Ferguson and Røttingen both agree that developing technologies against Covid-19 is one area ripe for increased cooperation. “I think we need larger, multinational calls for proposals and funding mechanisms,” said Røttingen. Ferguson said that a cheap, fast and accurate test for Covid-19 could be a suitable target for an interagency prize programme.

An alternative to setting up a multinational funding body would be to use the lead agency model, in which national funders issue joint calls, one agency assesses proposals and then each agency involved funds any grantees based in their country. 

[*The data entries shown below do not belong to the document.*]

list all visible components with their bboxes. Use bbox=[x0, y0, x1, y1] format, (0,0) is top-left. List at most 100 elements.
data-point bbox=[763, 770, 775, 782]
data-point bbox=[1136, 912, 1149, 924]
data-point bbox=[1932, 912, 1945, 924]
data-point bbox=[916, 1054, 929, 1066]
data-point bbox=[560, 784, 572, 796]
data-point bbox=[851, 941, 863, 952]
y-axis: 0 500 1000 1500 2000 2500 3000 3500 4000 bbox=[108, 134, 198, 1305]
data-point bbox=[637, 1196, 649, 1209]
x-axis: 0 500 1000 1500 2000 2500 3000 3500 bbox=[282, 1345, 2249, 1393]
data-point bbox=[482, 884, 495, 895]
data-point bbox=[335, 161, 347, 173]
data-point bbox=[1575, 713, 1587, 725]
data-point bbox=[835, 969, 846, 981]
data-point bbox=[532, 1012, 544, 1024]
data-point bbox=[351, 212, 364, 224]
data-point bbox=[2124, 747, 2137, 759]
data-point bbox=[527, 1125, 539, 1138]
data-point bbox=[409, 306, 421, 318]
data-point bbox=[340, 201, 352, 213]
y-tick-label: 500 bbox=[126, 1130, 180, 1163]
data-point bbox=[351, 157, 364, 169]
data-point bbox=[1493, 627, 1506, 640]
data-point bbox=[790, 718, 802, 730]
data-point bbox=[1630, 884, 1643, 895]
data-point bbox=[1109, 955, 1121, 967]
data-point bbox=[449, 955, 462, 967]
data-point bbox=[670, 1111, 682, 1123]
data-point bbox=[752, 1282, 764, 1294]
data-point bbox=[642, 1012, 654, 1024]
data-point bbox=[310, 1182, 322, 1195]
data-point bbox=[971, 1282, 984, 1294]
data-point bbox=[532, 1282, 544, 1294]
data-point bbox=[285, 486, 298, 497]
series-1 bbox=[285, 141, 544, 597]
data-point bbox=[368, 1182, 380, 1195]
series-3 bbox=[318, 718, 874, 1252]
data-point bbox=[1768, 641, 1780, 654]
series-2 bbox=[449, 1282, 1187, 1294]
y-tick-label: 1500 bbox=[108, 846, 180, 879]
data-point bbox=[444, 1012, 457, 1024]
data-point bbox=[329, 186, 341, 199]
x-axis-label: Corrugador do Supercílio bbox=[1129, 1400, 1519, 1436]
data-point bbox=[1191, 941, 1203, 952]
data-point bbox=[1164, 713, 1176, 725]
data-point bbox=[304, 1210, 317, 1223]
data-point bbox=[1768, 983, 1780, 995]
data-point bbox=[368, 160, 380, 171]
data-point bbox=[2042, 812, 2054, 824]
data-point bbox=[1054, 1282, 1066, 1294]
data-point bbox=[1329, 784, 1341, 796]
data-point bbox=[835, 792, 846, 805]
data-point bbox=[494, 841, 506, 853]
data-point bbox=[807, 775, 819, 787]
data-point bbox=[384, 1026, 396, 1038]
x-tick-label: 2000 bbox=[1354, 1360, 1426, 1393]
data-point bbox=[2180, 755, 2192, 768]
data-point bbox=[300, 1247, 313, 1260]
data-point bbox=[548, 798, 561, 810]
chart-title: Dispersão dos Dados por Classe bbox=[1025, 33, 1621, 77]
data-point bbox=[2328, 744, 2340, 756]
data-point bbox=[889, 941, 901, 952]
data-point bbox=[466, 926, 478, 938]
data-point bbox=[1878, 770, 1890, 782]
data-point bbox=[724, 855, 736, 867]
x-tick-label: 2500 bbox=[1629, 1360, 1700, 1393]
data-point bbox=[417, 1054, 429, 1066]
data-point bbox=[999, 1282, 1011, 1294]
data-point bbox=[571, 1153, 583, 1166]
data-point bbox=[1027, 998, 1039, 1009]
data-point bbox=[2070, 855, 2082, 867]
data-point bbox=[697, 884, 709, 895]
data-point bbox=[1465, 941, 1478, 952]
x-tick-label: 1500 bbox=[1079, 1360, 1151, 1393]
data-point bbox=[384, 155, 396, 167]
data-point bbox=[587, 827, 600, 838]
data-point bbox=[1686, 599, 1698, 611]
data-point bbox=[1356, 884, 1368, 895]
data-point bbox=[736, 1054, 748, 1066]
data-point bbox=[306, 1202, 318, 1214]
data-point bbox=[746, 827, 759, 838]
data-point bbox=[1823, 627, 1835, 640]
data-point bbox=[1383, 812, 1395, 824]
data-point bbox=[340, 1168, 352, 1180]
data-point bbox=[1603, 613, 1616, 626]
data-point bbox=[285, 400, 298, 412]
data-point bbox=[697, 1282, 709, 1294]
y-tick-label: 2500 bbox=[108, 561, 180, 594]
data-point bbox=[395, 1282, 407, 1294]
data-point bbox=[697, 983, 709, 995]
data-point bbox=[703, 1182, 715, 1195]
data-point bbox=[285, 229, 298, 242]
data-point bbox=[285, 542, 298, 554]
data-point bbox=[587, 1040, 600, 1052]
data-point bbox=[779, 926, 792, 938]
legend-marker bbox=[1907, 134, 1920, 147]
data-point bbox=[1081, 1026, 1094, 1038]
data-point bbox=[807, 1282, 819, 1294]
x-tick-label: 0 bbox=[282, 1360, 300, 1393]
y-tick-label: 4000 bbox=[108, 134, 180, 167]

“That could be extended,” said Ferguson. “Within the EU, that would be a really good thing to do.”

Lidia Borrell-Damián, secretary-general of the association of research funders and performers Science Europe, which has a working group developing general criteria for multilateral funding agreements between agencies, said that trust will be critical. “Trust in the process, assessing the proposal, and trust in the use of the outcomes generated,” she said.

Ferguson was upbeat about what has been achieved so far. “We’ve probably done better on Covid-19 than we’ve ever done in the past,” he said.